Letras Elétricas
Textões e ficções sem compromisso
by J. G. Gouvêa Atualizado em 28 de maio de 2021

Mais Aforismas de um Ogro

Publicado em: 11/01/2011

Continuando minha série de frases de efeito que vão acabar afastando todos os meus amigos, eis outra série de “Aforismas de um Ogro” (se quiser mais motivos para me odiar, leia a primeira parte.

Se as baratas sobreviverem ao apocalipse, isso ainda não mudará o fato de são estúpidas baratas. Sobreviver não é nenhum mérito, porque para cada Oscar Niemeyer que faz 110 anos, há uns trinta japoneses que passaram a vida inteira em sua cidadezinha bebendo saquê e nunca projetaram uma cidade.

O aspecto mais lamentável da literatura atual é que a maioria de seus praticantes não entende o que significa “lamentável”.

Se […] (nome de qualquer filósofo ou político do passado) estivesse vivo, ele certamente gostaria de […] (complete com a coisa idiota cujo hábito você pretende justificar pateticamente).

Eu sei que o futebol é um jogo de cartas marcadas, mas ainda quero que o Galo seja campeão e o Flamengo se exploda.

A vírgula não humilha o ignorante, que não aceitará que errou, e nem o sábio, que se perdoa enganos ocasionais. Quem se ferra por causa dela é revisor.

Eu não acredito em crentes verdadeiros e nem ateus absolutos. Todo crente interpreta como metáfora o mandamento que não lhe convém e todo ateu acha um jeito de se alienar, mesmo que seja com a crença de ser um ateu absoluto.

Dizem que em algum lugar do interior da Bósnia-Herzegovina, em 1983, alguém teve uma ideia original. Essa pessoa a guardou num caderno que foi queimado em um bombardeio durante a guerra civil. O autor da ideia se sucidou ao descobrir que não se lembrava da ideia. Uma cópia da ideia original foi enviada por correio a um primo do amigo, que vivia em Belgrado, mas extraviou no correio.

O dinheiro pode comprar qualquer um, mas cada um pode escolher se está ou não à venda.

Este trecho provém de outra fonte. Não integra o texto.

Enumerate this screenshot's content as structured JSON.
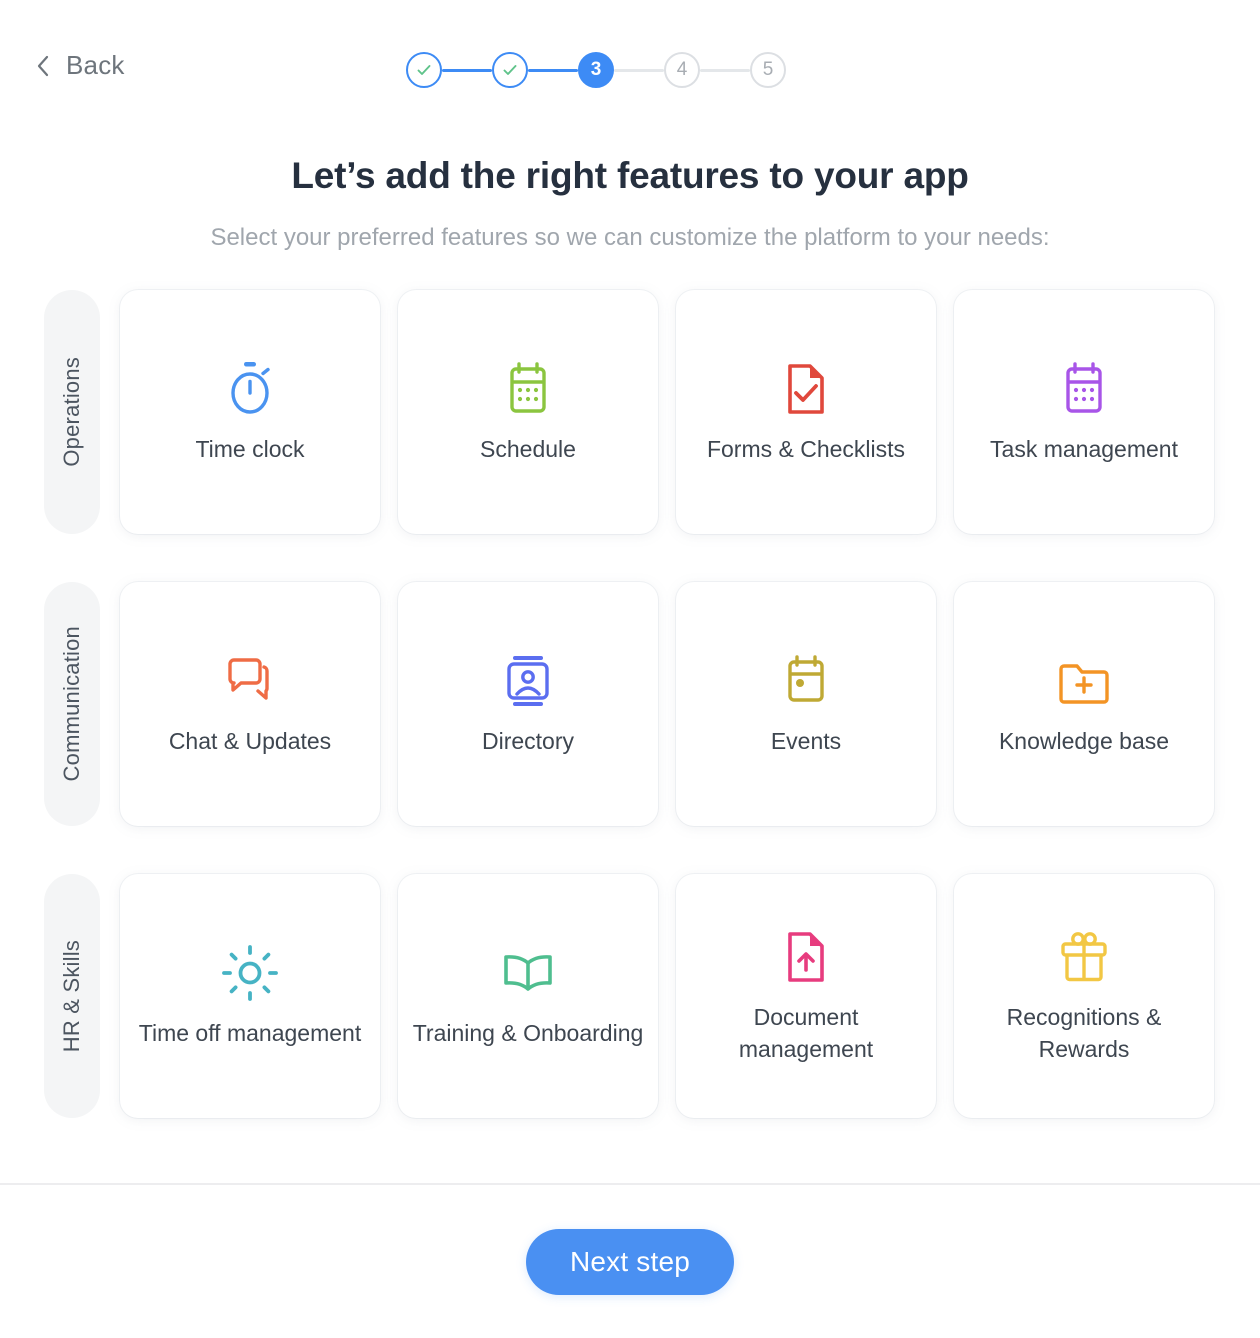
{
  "header": {
    "back_label": "Back",
    "back_icon": "chevron-left-icon",
    "stepper": {
      "steps": [
        {
          "label": "1",
          "state": "done"
        },
        {
          "label": "2",
          "state": "done"
        },
        {
          "label": "3",
          "state": "active"
        },
        {
          "label": "4",
          "state": "todo"
        },
        {
          "label": "5",
          "state": "todo"
        }
      ],
      "current_step": 3,
      "total_steps": 5,
      "active_color": "#3d8bf5",
      "check_color": "#5fc38a",
      "inactive_color": "#dcdfe3"
    }
  },
  "main": {
    "title": "Let’s add the right features to your app",
    "subtitle": "Select your preferred features so we can customize the platform to your needs:",
    "groups": [
      {
        "category": "Operations",
        "cards": [
          {
            "label": "Time clock",
            "icon": "stopwatch-icon",
            "color": "#4a93f0"
          },
          {
            "label": "Schedule",
            "icon": "calendar-icon",
            "color": "#8bc53f"
          },
          {
            "label": "Forms & Checklists",
            "icon": "document-check-icon",
            "color": "#e0483c"
          },
          {
            "label": "Task management",
            "icon": "calendar-tasks-icon",
            "color": "#a855e8"
          }
        ]
      },
      {
        "category": "Communication",
        "cards": [
          {
            "label": "Chat & Updates",
            "icon": "chat-bubbles-icon",
            "color": "#ef6c45"
          },
          {
            "label": "Directory",
            "icon": "profile-card-icon",
            "color": "#5b6ef0"
          },
          {
            "label": "Events",
            "icon": "calendar-event-icon",
            "color": "#bfa934"
          },
          {
            "label": "Knowledge base",
            "icon": "folder-plus-icon",
            "color": "#f39425"
          }
        ]
      },
      {
        "category": "HR & Skills",
        "cards": [
          {
            "label": "Time off management",
            "icon": "sun-icon",
            "color": "#46b3c4"
          },
          {
            "label": "Training & Onboarding",
            "icon": "open-book-icon",
            "color": "#4fbe8f"
          },
          {
            "label": "Document management",
            "icon": "document-upload-icon",
            "color": "#e73c7e"
          },
          {
            "label": "Recognitions & Rewards",
            "icon": "gift-icon",
            "color": "#f2c744"
          }
        ]
      }
    ]
  },
  "footer": {
    "next_label": "Next step",
    "next_color": "#4a90f2"
  }
}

Estou acostumado a sentir no rosto o peso dos obstáculos que a vida nos impõe: fui goleiro de handebol na escola primária.

Eu não te levaria para uma ilha deserta, mas pagaria para que te levassem.

A maior prova de afeto não é levar uma pessoa para uma ilha deserta, é crer que precisa ser trazida de volta se acaso for.

Ao contrário da maioria dos nossos jovens fãs de literatura, eu acredito que ideias originais quase não tem importância se você não tiver capacidade de criar a partir delas uma obra que valha a pena ler. Na verdade, um autor porco com uma boa ideia deve ter sido o que inspirou Jesus Cristo a inventar a parábola das pérolas aos porcos.

A frase mais sábia da história da música popular brasileira quem disse foi Raul Seixas: “Enquanto Deus explica, o Diabo dá uns toques.” Por isso eu não acredito que o brasileiro seja um crente sincero em Deus, haja vista que a maioria (incluindo eu mesmo) não entende porra nenhuma daquilo que se propõe a fazer e se garante seguindo um “burrinho” ou pedindo uns “toques” para um colega.

Ergo: todo autor que se preza quer achar uma receita de bolo para escrever ou uma Jornada do Herói para chamar de sua.

Não é verdade que Sandy e Júnior são filhos de Chitãozinho e Xororó.

Bob Dylan abriu o caminho para que os desafinados cantassem e o mundo pôde conhecer artistas incríveis que teriam ficado mudos: Jimi Hendrix, Fish, Roger Waters, Paulo Ricardo e o Herbert Vianna. Hoje precisamos de outro Bob, que abra o caminho para os que sabem cantar cantem de novo.

É mais fácil tirar o homem de dentro da igreja do que a igreja de dentro dele.

Desconfie de quem agrada todo mundo. Somente pela qualidade dos inimigos a gente pode avaliar o caráter de um conhecido.

Não acho injusto que um árbitro de futebol ganhe mais do que um juiz do Supremo Tribunal Federal: nunca um dos Supremos Árbitros da Nação conseguiu decidir num piscar de olhos. E eu nem falemos de como reagem se algum réu xinga a mãe de um deles no tribunal.

A fidelidade é uma virtude humana espantosa: mesmo com o marido bode-velho processado por dezenas de estupros de outras mulheres, sua linda e jovem esposa se mantém fiel à conta bancária.